Pahlawan bukan Pecundang, Pahlawan adalah Pejuang

Vero Sinaga Mnj’19

Pahlawan merupakan orang yang berjuang di tanah air dan merelakan dirinya sebagai volunter negara untuk memperjuangkan kebenaran. Pahlawan adalah orang yang berjasa untuk memerdekakan Indonesia sehingga ia rela mempertaruhkan nyawanya. Orang yang disebut pahlawan jika ia memiliki sifat kepemimpinan, toleransi, berani mengambil resiko, bijaksana, pantang menyerah, optimis, dan memiliki sifat nasionalisme dan berideologi pancasila. Masih ingatkah kamu kisah pada tanggal 10 November?

Setiap tanggal 10 November bangsa Indonesia memperingati hari pahlawan. Mungkin banyak dari kita belum mengetahui mengapa pada tanggal 10 November ditetapkan sebagai hari pahlawan. Hari Pahlawan adalah hari mengingat pertempuran Surabaya yang terjadi pada tahun 1945. Sejarah hari pahlawan bermula setelah proklamasi 17 Agustus 1945, dimana situasi Indonesia belum stabil. Pada saat itu Indonesia masih bergejolak terutama antara rakyat dan tentara asing. Setelah tanggal 17 Agustus 1945, pemerintah menetapkan bahwa tanggal 1 September 1945 bendera Nasional, sang saka Merah Putih dikibarkan diseluruh wilayah Indonesia. Pada pertengahan september tentara Inggris mendarat di Jakarta dan mereka berada di Surabaya pada 25 September 1945.

Tentara Inggris tergabung dalam AFNEI datang bersama dengan tentara NICA. Tugas mereka adalah melucuti tentara Jepang dan memulangkan mereka ke negara nya dan sekaligus mengembalikan Indonesia kepada pemerintahan Belanda sebagai negara jajahan.

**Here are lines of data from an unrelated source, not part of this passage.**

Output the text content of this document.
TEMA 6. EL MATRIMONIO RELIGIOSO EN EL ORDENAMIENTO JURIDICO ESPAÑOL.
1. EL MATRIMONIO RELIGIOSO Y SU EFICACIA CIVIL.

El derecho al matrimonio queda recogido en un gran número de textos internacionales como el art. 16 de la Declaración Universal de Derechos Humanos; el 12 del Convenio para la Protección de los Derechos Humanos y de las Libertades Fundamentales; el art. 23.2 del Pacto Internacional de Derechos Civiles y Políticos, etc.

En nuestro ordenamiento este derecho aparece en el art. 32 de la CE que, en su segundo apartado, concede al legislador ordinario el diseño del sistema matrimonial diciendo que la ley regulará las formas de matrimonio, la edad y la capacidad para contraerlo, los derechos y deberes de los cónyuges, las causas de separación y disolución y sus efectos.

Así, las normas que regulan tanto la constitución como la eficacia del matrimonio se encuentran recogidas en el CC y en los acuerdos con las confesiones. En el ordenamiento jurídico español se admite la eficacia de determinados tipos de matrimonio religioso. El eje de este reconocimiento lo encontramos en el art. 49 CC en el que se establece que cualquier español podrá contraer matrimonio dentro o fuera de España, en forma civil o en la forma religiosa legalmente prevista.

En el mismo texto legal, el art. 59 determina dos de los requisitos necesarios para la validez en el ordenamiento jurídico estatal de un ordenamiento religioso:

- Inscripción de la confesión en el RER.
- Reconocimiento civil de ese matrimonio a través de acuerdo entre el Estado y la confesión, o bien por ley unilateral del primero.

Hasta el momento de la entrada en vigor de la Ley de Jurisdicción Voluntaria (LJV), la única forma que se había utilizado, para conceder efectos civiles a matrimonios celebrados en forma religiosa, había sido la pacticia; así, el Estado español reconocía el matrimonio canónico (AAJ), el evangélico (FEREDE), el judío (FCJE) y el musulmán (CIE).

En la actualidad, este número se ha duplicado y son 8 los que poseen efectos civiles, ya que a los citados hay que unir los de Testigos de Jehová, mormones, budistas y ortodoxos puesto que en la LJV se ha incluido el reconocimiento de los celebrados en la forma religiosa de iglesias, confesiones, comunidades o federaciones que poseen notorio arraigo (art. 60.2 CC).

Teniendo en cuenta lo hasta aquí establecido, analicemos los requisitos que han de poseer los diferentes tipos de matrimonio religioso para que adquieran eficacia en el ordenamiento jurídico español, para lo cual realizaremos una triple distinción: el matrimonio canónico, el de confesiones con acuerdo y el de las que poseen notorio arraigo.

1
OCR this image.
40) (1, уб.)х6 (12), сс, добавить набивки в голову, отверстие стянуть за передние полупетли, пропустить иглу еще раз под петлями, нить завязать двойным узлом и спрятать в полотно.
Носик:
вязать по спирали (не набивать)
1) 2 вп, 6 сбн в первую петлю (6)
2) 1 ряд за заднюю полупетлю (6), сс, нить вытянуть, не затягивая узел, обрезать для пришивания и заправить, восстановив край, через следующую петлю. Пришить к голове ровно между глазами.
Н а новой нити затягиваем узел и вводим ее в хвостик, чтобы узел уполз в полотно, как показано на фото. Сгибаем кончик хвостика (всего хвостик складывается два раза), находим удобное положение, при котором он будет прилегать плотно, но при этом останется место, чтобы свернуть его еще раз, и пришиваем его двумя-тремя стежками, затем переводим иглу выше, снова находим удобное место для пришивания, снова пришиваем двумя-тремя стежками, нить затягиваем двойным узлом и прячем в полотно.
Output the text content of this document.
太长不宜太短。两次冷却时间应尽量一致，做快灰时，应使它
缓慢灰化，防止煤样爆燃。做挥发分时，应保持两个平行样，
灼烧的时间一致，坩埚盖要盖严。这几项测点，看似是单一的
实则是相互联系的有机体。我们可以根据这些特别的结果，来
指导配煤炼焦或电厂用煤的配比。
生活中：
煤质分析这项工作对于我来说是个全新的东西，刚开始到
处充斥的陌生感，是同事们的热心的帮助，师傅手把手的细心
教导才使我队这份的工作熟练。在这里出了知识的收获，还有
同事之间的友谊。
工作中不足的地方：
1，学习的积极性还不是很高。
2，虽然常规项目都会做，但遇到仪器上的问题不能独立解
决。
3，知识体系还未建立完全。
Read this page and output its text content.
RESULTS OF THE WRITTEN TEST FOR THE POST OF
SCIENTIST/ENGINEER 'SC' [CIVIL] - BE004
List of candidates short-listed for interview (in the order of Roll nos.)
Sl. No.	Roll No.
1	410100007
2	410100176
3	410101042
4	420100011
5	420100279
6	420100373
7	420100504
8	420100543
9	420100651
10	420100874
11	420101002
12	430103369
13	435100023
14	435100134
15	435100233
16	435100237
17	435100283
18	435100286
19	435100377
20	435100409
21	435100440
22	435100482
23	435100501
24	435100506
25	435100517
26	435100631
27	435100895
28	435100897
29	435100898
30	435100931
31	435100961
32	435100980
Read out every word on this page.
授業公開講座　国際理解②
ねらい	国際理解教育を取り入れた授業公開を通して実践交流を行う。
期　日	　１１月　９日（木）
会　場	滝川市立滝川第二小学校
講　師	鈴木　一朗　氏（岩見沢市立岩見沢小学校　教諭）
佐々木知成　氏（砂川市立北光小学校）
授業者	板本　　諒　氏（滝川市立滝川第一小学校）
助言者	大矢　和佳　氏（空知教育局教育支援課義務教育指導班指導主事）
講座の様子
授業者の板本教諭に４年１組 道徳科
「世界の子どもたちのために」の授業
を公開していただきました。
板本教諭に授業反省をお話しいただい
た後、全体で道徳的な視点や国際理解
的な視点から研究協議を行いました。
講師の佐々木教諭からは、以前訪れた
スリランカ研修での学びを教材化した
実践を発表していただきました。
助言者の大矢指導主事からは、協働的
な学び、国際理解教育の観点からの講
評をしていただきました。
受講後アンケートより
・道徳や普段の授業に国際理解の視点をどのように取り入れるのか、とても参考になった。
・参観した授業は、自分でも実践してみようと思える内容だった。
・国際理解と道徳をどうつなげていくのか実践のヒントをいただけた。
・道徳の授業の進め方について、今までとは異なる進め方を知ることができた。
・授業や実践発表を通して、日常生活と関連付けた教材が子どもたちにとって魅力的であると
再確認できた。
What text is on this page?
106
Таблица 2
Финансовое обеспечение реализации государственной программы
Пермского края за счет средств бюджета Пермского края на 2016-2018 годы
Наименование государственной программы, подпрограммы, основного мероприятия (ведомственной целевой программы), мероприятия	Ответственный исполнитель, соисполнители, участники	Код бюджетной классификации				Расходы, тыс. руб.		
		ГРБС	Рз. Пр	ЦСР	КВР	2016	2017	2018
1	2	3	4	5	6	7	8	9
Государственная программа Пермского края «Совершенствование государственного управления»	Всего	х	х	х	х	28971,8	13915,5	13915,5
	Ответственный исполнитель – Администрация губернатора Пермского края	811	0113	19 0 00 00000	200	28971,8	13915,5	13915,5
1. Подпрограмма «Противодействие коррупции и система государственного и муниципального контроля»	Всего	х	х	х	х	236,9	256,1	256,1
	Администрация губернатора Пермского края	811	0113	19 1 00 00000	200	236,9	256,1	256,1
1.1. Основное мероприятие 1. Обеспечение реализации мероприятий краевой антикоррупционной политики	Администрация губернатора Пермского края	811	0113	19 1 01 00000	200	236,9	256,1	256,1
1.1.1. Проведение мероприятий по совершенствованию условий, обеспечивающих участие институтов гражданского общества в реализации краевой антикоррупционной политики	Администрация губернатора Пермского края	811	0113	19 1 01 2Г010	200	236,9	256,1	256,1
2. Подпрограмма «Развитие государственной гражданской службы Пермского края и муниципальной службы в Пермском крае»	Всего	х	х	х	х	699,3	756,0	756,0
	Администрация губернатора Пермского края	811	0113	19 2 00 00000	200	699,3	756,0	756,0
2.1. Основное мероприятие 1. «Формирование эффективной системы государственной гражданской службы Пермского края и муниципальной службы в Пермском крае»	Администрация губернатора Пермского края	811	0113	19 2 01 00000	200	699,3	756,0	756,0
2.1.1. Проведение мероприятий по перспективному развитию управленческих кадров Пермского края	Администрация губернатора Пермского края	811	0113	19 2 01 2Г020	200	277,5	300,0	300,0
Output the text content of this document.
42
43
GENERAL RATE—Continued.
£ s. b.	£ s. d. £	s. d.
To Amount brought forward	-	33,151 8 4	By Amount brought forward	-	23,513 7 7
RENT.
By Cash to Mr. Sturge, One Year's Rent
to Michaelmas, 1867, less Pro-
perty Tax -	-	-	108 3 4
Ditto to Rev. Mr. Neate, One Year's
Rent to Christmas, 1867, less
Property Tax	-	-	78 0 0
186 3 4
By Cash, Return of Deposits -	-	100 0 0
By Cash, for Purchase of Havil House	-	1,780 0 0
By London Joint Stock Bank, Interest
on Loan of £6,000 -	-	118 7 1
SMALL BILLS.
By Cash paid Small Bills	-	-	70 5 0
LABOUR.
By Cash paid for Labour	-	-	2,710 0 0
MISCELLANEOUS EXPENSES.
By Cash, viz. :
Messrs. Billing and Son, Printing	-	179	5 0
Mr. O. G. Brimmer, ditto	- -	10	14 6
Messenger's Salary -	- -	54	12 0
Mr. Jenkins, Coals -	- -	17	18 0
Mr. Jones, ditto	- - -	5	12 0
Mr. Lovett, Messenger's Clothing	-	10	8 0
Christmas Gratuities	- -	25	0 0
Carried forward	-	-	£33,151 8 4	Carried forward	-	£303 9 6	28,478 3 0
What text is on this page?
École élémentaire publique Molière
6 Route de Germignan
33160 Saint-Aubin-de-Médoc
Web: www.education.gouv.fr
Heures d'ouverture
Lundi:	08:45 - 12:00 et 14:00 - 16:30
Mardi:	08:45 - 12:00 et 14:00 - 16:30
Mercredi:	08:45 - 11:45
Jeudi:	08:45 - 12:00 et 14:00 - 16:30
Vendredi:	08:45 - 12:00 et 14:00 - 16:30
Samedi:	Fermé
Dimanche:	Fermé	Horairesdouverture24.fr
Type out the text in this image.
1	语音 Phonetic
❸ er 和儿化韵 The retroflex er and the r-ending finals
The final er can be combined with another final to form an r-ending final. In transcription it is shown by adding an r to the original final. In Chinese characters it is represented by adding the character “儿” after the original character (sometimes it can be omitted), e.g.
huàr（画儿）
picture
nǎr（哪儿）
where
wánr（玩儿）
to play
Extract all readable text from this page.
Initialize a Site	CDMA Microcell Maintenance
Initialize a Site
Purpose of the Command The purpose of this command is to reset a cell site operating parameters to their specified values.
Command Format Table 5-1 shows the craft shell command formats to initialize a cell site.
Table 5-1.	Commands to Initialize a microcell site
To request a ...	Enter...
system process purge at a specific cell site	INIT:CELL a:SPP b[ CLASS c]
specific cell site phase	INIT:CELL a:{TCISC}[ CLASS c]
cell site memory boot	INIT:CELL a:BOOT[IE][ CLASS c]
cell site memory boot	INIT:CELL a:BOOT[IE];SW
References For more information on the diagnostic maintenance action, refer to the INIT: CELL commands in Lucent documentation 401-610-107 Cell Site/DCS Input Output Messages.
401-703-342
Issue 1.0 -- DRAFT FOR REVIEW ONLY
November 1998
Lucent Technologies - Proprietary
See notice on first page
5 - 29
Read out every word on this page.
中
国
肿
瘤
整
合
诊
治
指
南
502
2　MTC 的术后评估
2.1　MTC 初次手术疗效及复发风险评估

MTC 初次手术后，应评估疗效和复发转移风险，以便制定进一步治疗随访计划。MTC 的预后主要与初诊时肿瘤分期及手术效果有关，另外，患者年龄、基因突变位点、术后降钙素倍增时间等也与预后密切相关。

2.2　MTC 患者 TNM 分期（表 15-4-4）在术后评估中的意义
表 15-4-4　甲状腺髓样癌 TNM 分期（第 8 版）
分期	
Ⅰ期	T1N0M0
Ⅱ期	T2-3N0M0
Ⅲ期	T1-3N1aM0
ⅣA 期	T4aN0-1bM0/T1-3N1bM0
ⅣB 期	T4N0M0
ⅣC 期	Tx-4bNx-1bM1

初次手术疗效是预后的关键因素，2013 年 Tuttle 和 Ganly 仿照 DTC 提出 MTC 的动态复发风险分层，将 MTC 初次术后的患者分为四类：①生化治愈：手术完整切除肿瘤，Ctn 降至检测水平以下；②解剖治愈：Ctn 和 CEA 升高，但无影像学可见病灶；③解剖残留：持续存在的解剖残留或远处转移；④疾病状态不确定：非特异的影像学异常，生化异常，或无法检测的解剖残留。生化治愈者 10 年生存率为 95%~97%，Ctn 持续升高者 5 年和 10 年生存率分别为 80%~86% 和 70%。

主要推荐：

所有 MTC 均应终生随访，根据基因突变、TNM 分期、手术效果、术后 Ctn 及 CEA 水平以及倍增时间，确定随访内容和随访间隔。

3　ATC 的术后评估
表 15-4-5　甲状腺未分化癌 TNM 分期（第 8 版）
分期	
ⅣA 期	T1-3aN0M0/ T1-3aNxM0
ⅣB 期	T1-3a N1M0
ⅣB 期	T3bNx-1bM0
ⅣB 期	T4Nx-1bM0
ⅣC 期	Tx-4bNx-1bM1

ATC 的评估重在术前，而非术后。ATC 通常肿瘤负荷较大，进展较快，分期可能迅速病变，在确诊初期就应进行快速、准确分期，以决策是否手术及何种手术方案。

Hal ini lah yang memicu kemarahan warga Surabaya. Mereka menganggap Belanda menghina kemerdekaan Indonesia dan melecehkan bendera merah putih. Timbul protes yang membuat warga Surabaya berkerumun didepan hotel Yamato dan meminta bendera Belanda diturunkan lalu mengibarkan bendera Indonesia. Pada tanggal 27 Oktober 1945 perwakilan Indonesia berunding dengan pihak Belanda dan berakhir Meruncing hingga mengakibatkan Lukman tewas dicekik oleh Sidik. Hingga mengakibatkan hotel Yamato terjadi kericuhan. Sejumlah warga ingin masuk kedalam Hotel tetapi Haryono dan Gusno Wibowo yang berhasil merobek bagian biru bendera, sehingga bendera menjadi Merah Putih. Tanggal 29 Oktober 1945 pihak Indonesia dan Inggris sepakat untuk menandatangani gencatan senjata. Namun disayangkan keesokan harinya kedua pihak bentrok dan menyebabkan Brigadir Jenderal Mallaby, pimpinan tentara Inggris tewas ditembak. Melalui Mayor Jenderal Robert Mansergh, pengganti Mallaby mengultimatum bahwa semua pimpinan dan orang Indonesia, yang bersenjata harus melapor dan meletakkan senjatanya serta meminta orang Indonesia untuk menyerahkan diri dengan mengangkat tangan di atas ultimatum pada pukul 6 pagi tanggal 10 November 1945.

Ultimatum tersebut membuat warga Surabaya marah hingga terjadi pertempuran 10 November . Saat itu rakyat Surabaya bersama para pejuang tertempur melawan tentara Inggris yang mana kekuatan tentara sekutu sekitar 15.000 pasukan. Dalam pertempuran di surabaya itu 6000 rakyat Indonesia telah gugur dan pertempuran tersebut terjadi selama 3 minggu. Oleh karena peristiwa itulah pertempuran surabaya pada tanggal 10 November 1945 ditetapkan sebagai hari pahlawan.

Pahlawan bukanlah superhero yang tak pernah menderita. Pahlawan hanyalah manusia biasa yang berkorban untuk negara Indonesia. Bangsa yang mereka inginkan, bukan pujian yang mereka harapkan, dialah permata NKRI. Selamat hari Pahlawan.